October 25, 2008

A Wreck on the Shore

Spectatorship. To watch the world's passing calamities, vast and public, or small and domestic, and take their measure. Are they, from that point of sanctuary and safety, seen as essential destructions, unavoidable eruptions, essential sacrifices? Made for the sake of an unfolding future, or what Hegel calls the "true result of history"?

Or is the saving quality actual distance, which is described by Adam Smith in The Theory of Moral Sentiments, where the European man, over his breakfast, reads in the newspaper of a Chinese village swallowed by an earthquake and  feels pangs of pity, a true tremor of sadness; then meditates on life's fragility or geological risks, only to continue soon enough on with business, pleasure, life? Or does even the witness of some proximate disaster bring the selfish relief of the survivor?

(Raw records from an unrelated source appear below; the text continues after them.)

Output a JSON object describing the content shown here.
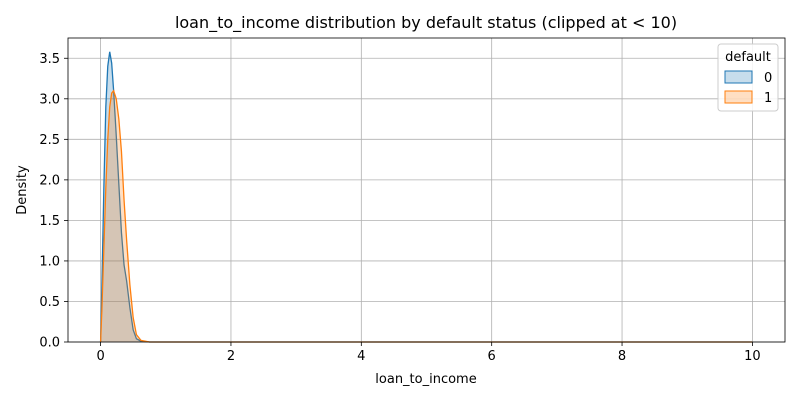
{
  "chart_data": {
    "type": "area",
    "title": "loan_to_income distribution by default status (clipped at < 10)",
    "xlabel": "loan_to_income",
    "ylabel": "Density",
    "xlim": [
      -0.5,
      10.5
    ],
    "ylim": [
      0,
      3.75
    ],
    "xticks": [
      0,
      2,
      4,
      6,
      8,
      10
    ],
    "xtick_labels": [
      "0",
      "2",
      "4",
      "6",
      "8",
      "10"
    ],
    "yticks": [
      0.0,
      0.5,
      1.0,
      1.5,
      2.0,
      2.5,
      3.0,
      3.5
    ],
    "ytick_labels": [
      "0.0",
      "0.5",
      "1.0",
      "1.5",
      "2.0",
      "2.5",
      "3.0",
      "3.5"
    ],
    "grid": true,
    "legend": {
      "title": "default",
      "placement": "top-right"
    },
    "series": [
      {
        "name": "0",
        "color": "#1f77b4",
        "fill": "#1f77b4",
        "x": [
          0.0,
          0.02,
          0.05,
          0.08,
          0.11,
          0.14,
          0.17,
          0.2,
          0.24,
          0.28,
          0.32,
          0.36,
          0.4,
          0.45,
          0.5,
          0.55,
          0.62,
          0.75,
          1.0,
          2.0,
          4.0,
          6.0,
          8.0,
          10.0
        ],
        "y": [
          0.0,
          0.7,
          1.9,
          2.9,
          3.4,
          3.58,
          3.44,
          3.1,
          2.55,
          1.95,
          1.35,
          0.95,
          0.75,
          0.42,
          0.15,
          0.04,
          0.01,
          0.0,
          0.0,
          0.0,
          0.0,
          0.0,
          0.0,
          0.0
        ]
      },
      {
        "name": "1",
        "color": "#ff7f0e",
        "fill": "#ff7f0e",
        "x": [
          0.0,
          0.02,
          0.05,
          0.08,
          0.11,
          0.14,
          0.17,
          0.2,
          0.24,
          0.28,
          0.32,
          0.36,
          0.4,
          0.45,
          0.5,
          0.55,
          0.62,
          0.75,
          1.0,
          2.0,
          4.0,
          6.0,
          8.0,
          10.0
        ],
        "y": [
          0.0,
          0.4,
          1.15,
          1.9,
          2.5,
          2.9,
          3.07,
          3.1,
          3.0,
          2.75,
          2.35,
          1.75,
          1.25,
          0.7,
          0.3,
          0.09,
          0.02,
          0.0,
          0.0,
          0.0,
          0.0,
          0.0,
          0.0,
          0.0
        ]
      }
    ]
  }
}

In the tragic mode, that which is unjust and deplorable is worked over and eventually harnessed by reason, which may well allow for the great gift of pity for the unfortunate, but not the sustained fear and trembling at human vulnerability.

The spectator keen to see the drama of history on the stage, avoids the brutality of the waves of passionate dislocation, and instead rests on "the calmer shore and, from a secure position . . . look[s] on at the distant spectacle of confusion and wreckage." One must, as a living being, a brute with an "eye of prey," become a spectator to suffering, including one's own; give it cause, plot, parameters, justification, reason. But be it by rising tides, geological upheavals, or the scandals on the stage that seem mere drama, something other, the figurative shipwreck is almost always a destiny in one form or another, a point of contact with what cannot be escaped through political cant, self-satisfying judgment, or the vast refusals of ill-purpose.

Photograph: "The Wreck of the Viscata," San Francisco Bay, by Carleton Watkins.